Their second single, "Punk Rock Rap," was released in the fall of 1983 on Epic Records, licensed by UK CBS Associated Records overseas and in the United States on Tuff City Records, and distributed by CBS Records. "Punk Rock Rap" was the first hip-hop recording to fuse hip-hop and rock. "Punk Rock Rap" was sampled by hip-hop artist Doug E. Fresh, namely the phrase, "Oh My God!" for his hip-hop single "The Show", released in 1985.

The Cold Crush Brothers' most successful single was "Fresh, Wild, Fly & Bold", released in 1984, which sold more than 16,000 units in its first week of release.

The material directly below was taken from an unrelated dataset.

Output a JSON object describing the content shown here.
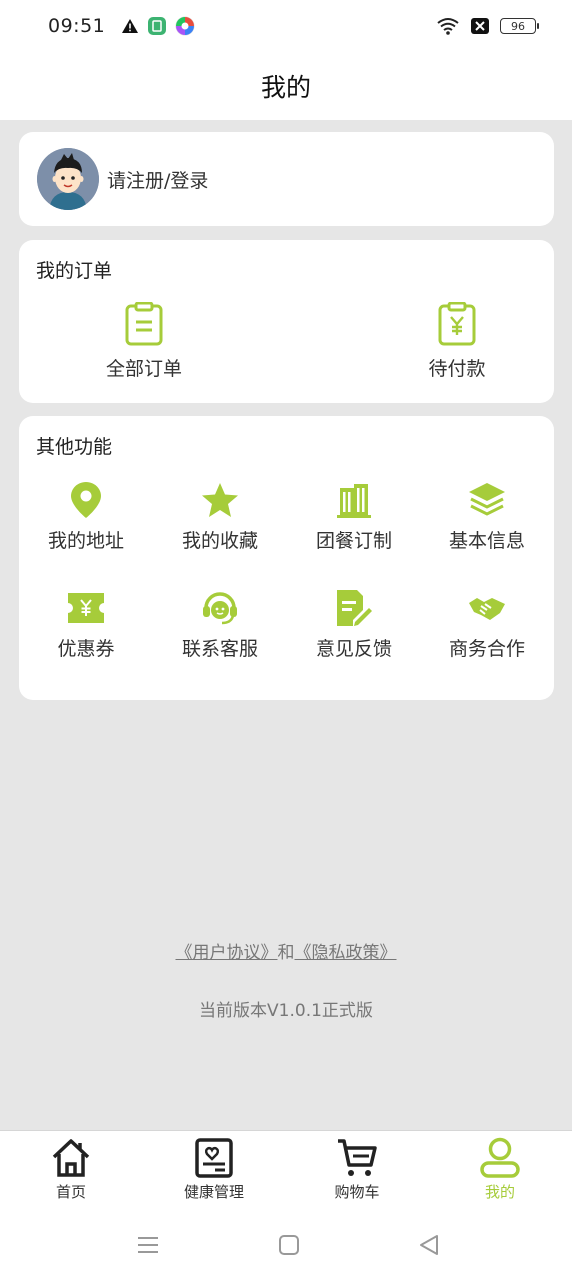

The Cold Crush Brothers were early members of the worldwide hip-hop organization called Ill Crew Universal.

==Legacy==
Rapper Jay-Z's 2001 single "Izzo (H.O.V.A.)" uses the Cold Crush Brothers as his example of the music industry's exploitation of artists:"Industry shady; it need to be taken over / Label owners hate me; I'm raisin' the status quo up / I'm overchargin' niggaz for what they did to the Cold Crush / Pay us like you owe us for all the years that you hoe'd us."Money Ray died on October 3, 2002, from liver cancer at the age of 38 in the Bronx, New York.

In 2008, "At the Dixie" from Wild Style was ranked at number 77 on VH1's 100 Greatest Songs of Hip Hop.

DJ Tony Crush was inducted into the Smithsonian National Museum of African American History and Culture on its opening day, September 24, 2016.

Jerry Dee Lewis died on March 23, 2026, at the age of 65.